In a country where water is a fundamental human right, explicitly guaranteed by our much vaunted Constitution, this visible wastage is more than a technical glitch; it is a profound moral and systemic betrayal. While our dams may be full, our taps are running dry, marking the arrival of an "induced scarcity" that stems not from a lack of rain, but from a catastrophic failure of governance.
The crisis currently paralyzing eThekwini and broader KwaZulu-Natal is the direct result of municipalities failing their residents. For decades, maintenance has been reactive rather than proactive. Infrastructure has been allowed to crumble, with an unconscionable 47% of treated water lost to leaks and ageing pipelines before it ever reaches a consumer.
This institutional collapse has created a vacuum now filled by the predatory "water mafia" - unscrupulous actors with a vested interest in sabotaging our systems, converting public misery into their private cash flow by forcing desperate communities to rely on expensive, unregulated tankers.
Experts warn that Durban is at a higher risk than even the drought-stricken metros of Gauteng. The problem is misdiagnosed and depoliticised solutions are sidelined in favor of profitable chaos. We see the human toll in the South Coast, where some have been without water for months, and in the rising "water wars" where neighbours turn on one another over a resource that should be a given.

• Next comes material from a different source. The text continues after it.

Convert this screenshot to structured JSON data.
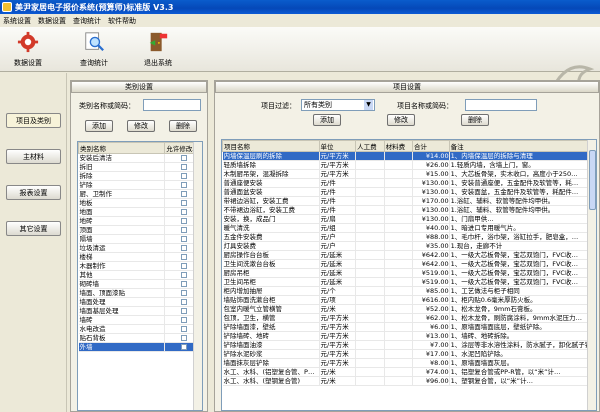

To avert a total collapse, we must look to the blueprint provided by cities like Cape Town, prioritising engineering over politics and asset management over crisis fighting. Water security is an infrastructure issue, and it is solvable. However, until the government tackles the corruption and incompetence at the heart of our water boards, the "gold" of the 21st century will continue to bleed into our streets while the citizens go thirsty.